ARRÊT : CONTRADICTOIRE
Prononcé publiquement le 19 Décembre 2025, par mise à disposition de l’arrêt au greffe de la Cour, les parties en ayant été préalablement avisées dans les conditions prévues à l’article 450 alinéa 2 du code de procédure civile ;
Signé par Agnès DELETANG, Présidente, et par Fernand CHAPPRON, Greffier auquel la minute de la décision a été remise par le magistrat signataire.
*************
Le Centre psychothérapique de l’Ain est un établissement de l’Association [6].
Cette dernière assure le service public de psychiatrie de secteur pour l’ensemble du département de l’Ain. Elle applique la convention collective nationale des établissements privés d’hospitalisation, de soins, de cure et de garde à but non lucratif du 31 octobre 1951.
Par contrat de travail à durée indéterminée du 28 juillet 1998, l’Association [6] a engagé M. [G] [M] en qualité d’infirmier, 3ème échelon, indice 398 de la convention collective pour une rémunération mensuelle de 9 267,32 francs.
Par avenant du 2 septembre 1998, le volume horaire d’heures travaillées a été fixé à 29 heures hebdomadaires.
Par avenant du 1er octobre 2010, l’horaire hebdomadaire de Monsieur [I] [M] a été porté à 35 heures par semaine. La rémunération a été déterminée sur la base du coefficient de référence 477, soit un salaire brut mensuel de 2 089,73 euros.
Au cours de la période d’emploi, Monsieur [I] [M] a exercé des fonctions syndicales et un mandat de représentant du personnel.
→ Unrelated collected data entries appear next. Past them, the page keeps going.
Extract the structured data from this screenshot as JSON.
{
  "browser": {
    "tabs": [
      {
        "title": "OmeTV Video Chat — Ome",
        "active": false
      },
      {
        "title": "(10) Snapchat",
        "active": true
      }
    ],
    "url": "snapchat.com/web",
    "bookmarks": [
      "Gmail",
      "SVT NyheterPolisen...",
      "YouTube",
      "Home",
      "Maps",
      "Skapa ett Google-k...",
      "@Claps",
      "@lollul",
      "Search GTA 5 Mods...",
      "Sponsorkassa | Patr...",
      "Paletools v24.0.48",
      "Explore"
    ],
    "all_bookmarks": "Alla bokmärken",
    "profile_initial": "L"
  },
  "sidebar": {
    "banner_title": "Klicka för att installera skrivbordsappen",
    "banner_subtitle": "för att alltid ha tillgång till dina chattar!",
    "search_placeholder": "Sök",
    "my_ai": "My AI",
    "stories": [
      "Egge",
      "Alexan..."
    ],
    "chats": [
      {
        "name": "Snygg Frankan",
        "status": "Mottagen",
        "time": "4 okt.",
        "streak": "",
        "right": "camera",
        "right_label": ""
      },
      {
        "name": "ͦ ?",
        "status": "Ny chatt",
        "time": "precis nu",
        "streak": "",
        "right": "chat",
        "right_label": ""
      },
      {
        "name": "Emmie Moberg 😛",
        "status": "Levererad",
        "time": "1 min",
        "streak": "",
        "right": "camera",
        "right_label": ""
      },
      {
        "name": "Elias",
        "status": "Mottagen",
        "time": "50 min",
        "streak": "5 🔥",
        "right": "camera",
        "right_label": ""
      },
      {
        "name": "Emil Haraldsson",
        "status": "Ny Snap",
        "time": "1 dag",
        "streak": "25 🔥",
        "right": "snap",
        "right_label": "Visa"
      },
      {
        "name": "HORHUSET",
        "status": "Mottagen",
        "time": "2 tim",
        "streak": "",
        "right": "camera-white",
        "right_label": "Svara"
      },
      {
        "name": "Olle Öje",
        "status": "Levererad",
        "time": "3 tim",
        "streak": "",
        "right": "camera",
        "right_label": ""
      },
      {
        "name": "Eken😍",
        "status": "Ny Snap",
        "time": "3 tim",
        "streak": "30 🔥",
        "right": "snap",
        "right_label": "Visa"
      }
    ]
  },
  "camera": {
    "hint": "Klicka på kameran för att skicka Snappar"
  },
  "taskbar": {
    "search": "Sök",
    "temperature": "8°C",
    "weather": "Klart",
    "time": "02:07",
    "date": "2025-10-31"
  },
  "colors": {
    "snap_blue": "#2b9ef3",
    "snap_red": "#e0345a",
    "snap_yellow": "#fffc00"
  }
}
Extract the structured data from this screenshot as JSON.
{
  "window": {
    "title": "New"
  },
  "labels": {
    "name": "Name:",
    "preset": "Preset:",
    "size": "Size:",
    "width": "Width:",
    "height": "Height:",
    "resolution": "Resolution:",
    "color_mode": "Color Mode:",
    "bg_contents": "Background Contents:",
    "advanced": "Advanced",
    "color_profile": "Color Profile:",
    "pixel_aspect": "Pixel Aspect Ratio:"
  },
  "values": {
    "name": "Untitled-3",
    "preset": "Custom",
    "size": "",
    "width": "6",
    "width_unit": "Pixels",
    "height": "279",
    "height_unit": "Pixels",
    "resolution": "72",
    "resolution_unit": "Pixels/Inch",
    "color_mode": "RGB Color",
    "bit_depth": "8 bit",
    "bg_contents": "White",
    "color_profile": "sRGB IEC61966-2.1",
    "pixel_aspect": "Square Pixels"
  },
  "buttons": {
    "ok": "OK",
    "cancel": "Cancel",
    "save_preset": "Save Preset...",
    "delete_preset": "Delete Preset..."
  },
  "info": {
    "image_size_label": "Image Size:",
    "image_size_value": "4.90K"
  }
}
Par lettre du 29 janvier 2016, l’Association [6] a convoqué Monsieur [I] [M] à un entretien, fixé le vendredi 19 février 2016, en vue d’une mesure pouvant aller jusqu’au licenciement et lui a notifié une mesure de mise à pied conservatoire.
Par lettre du 25 février 2016, l’Association [6] a notifié à Monsieur [I] [M] son licenciement pour faute grave.
Par requête enregistrée au greffe le 11 mars 2016, Monsieur [I] [M] a saisi le conseil de prud’hommes de Bourg-en-Bresse de différentes demandes à caractère indemnitaire et salariale.
Le 25 avril 2018, Monsieur [I] [M] a déposé une plainte avec constitution de partie civile pour des faits d’établissement d’une attestation ou d’un certificat inexact contre Monsieur [C] [E], salarié de l’Association [6], ayant attesté dans le cadre de la procédure de licenciement.
Mesdames [N] et [F], Messieurs [J], [S] et [E] ont été placés sous le statut de témoins assistés.
Par ordonnance du 6 mars 2020, le magistrat instructeur a considéré qu’il ne résultait pas de l’information des charges suffisantes à l’encontre de quiconque d’avoir, du 29 février 2016 au 22 juin 2017, commis les délits de subornation de témoin, d’établissement d’attestation ou de certificat inexact et d’usage de ces documents.
Par jugement rendu le 13 juin 2022, le conseil de prud’hommes de Bourg en Bresse a dit que le licenciement pour faute grave de Monsieur [I] [M] était fondé, et l’a débouté de l’intégralité de ses demandes. Il a dit n’y avoir lieu à l’application des dispositions de l’article 700 du code de procédure civile et a condamné Monsieur [I] [M] aux entiers dépens de l’instance.
Par déclaration d’appel en date du 1er juillet 2022, Monsieur [I] [M] a interjeté appel de ce jugement.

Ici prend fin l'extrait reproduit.